Yo pertenecí a una izquierda antifranquista diferente, que hacía seminarios (a veces coñazos) sobre los clásicos, Marx, Gramsci o incluso Marcuse, y que apostó por la reconciliación. Eran otros tiempos más trabajados. Después evolucioné. En 1986 tomé partido para siempre por la superioridad moral de occidente, y obré en consecuencia votando sí a la OTAN. Mi propia curiosidad, y las lecturas de  los artículos de Vargas Llosa, P. Schwartz, Rodríguez Braun y otros (Arcadi, Tertsch, Savater, Ovejero), en aquel País, me hicieron asomar la cabeza fuera del “progresismo” ortodoxo. Y unos autores me llevaron a otros hasta llegar al liberalismo clásico, aunque sin despreciar otras aportaciones.

Hoy expondré aquí algunas de esas lecturas, de memoria, por si pueden interesar. Perdonen las múltiples omisiones, pero no tengo más espacio.
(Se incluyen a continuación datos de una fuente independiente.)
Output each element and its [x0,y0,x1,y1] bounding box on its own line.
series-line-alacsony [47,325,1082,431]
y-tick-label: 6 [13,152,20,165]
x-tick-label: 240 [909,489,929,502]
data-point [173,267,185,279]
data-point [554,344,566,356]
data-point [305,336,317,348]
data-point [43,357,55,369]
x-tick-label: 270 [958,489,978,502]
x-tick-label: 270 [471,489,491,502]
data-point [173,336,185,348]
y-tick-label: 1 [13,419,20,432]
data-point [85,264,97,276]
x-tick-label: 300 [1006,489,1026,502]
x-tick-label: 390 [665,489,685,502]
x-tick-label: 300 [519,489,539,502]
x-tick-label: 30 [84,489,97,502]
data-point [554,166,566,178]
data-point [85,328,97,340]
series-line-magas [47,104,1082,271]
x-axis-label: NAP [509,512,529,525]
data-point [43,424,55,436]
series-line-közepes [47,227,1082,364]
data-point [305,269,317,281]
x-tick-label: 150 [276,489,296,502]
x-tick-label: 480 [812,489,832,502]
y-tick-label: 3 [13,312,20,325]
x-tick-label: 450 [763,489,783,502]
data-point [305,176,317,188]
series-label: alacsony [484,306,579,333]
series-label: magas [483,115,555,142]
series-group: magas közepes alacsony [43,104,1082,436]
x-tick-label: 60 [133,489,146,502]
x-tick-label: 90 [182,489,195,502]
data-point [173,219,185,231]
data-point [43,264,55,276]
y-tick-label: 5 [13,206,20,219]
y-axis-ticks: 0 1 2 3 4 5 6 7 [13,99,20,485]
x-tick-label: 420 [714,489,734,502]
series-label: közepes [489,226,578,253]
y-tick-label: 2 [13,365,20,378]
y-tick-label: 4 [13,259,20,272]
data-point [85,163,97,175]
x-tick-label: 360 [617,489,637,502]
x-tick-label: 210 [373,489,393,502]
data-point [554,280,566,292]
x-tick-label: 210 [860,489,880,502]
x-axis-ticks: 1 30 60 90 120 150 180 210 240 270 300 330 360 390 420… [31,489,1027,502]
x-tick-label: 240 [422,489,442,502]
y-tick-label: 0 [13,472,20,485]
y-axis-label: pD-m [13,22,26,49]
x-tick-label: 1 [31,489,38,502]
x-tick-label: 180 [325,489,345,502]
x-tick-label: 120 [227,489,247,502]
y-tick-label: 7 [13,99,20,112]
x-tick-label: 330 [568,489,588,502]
Para empezar, recomiendo a los defensores de la libertad clásicos, desde Adam Smith, -¡que era sobre todo un moralista!-, hasta Bastiat, pasando por Popper, Von Mises o Hayek, cuyas tesis han pulverizado al marxismo. Todos ellos necesitan de cierta concentración.

Más llevadero es el gran Jean F. Revel, del que interesa todo, desde “El conocimiento inútil” a “La obsesión antiamericana”. De Álvaro Vargas Llosa no se pierdan el “idiota latinoamericano” y su continuación. En España, economistas como B. de Quirós, Rallo, Sánchez de la Cruz, o Sala i Martin divulgan la necesidad moral y económica de la libertad, frente al igualitarismo coactivo de los socialistas de todos los partidos. Más complicados de leer, pero asimismo muy útiles, son Escohotado, Gustavo Bueno y G. Trevijano.

Sobre el colectivismo son imprescindibles “El pasado de una ilusión” (Furet) y “El libro negro del comunismo” (Courtois). Y contra el desprecio a nuestra Historia, “Imperofobia y leyenda negra”, de Roca.

Por último, y para conjurar la manipulación oficial de la Memoria y la estafa histórica de una II República demolida sobre todo por la revolución, pueden leer a Juaristi, Tortella, Moa, César Vidal, al último Stanley Payne, Bollotten, Josep Plá, y a los profesores Villa y A. Tardío, que tratan el fraude electoral del Frente Popular.